We need to know if you have a problem under your kneecap due to the repetitive motion suggested by your running history. If you press your hand down on the kneecap while bending the knee, and you feel a grinding effect as you bend it instead of smooth motion, one could reasonably conclude that your current knee pain and swelling were at least related to chondromalacia, or the degradation of sub-patellar cartilage (patella=kneecap). Pain and gradual swelling would be your symptoms in this case, but it is important to note that hyaline cartilage has little nerve endings to produce pain. The pain, though often hard to pinpoint, is thought to come from supporting structures near the cartilage, that actually have a blood supply and innervation.

 

If you tore a ligament or articular cartilage, we would expect a more rapid onset of these symptoms. If you tore a meniscus, depending on the location and severity, we might expect some circulatory swelling because the menisci are partly vascularized, which would bode well for you since much more self-repair is possible in cases where blood (and immune system activity) flows to the damage. The portion of meniscus without blood flow is slow or impossible to mend without surgery and can be a source of frequent irritation when left untreated. I'm going to place that to the side for the moment because most people with lateral meniscus pain refer to it directly, although it is not the only cause of pain in those locations. Ligamentation, tendons, bursa, and sensitive muscles can also be the culprit.

 

Back to roughness under the knee, there is a curious catch-22 that can occur with this type of injury.
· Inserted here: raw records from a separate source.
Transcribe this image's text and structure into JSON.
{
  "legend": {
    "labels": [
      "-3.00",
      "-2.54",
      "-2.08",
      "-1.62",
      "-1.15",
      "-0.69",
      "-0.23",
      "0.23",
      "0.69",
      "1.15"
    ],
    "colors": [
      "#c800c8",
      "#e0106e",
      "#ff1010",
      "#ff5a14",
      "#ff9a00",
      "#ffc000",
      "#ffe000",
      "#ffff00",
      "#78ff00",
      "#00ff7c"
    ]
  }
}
Some (not all) researchers posit that chondromalacia is mechanical damage due to the kind of wear one might expect when forces controlling the kneecap are unequal. This is referred to as patellar tracking disorder, where one side of the kneecap, which should ride down the middle of a groove in the femur (femoral or trochlear), is dragged over the bone by unequal flexion of the quadriceps group. The curious part is that an observation was made that swelling under the kneecap was associated with a reduction in contraction force of the medial quad, which ironically, might exacerbate tracking problems. This would contraindicate further running until that problem is solved, as you were so advised.

 

Other contributors are thought to be tightness of the lateral quads or their tendons, but one must take into account the contrast between the lateral and medial quads as equally important to this theory. Another factor is hip geometry and the resulting angle of the quadriceps to the knee ("Q" angle). Whatever the cause, it hurts, causes swelling, and results in further damage if ignored and untreated. Direct treatment of the suspected cause often consists of strengthening exercises you may have already mentioned, and/or relaxation of the tight muscles involved via targeted massage techniques.

 

The continued swelling bothers me. Something is damaged or at least irritated. Since running doesn't help, and as CRL mentioned particularly on the treadmill, there is a case for suspecting a biomechanical fault that may have caused damage within the range of your recovery before the treadmill, and was pushed over the line after that small adjustment to your training. This could make the results, out of proportion to the change, simply a matter of thresholds. Here is where knowledge and skill can come in handy, to identify these faults and remedy them. Experienced practitioners have seen and corrected faults not only in muscle strength, preparation and use, but by modifying forces generated by the underlying anatomical geometry through the use of appropriate footwear.

 

So, you have the immediate need to handle the injury, but the more important responsibility to track down what caused it and prevent it from happening again. Do all of these, and you may be able to write your own prognosis.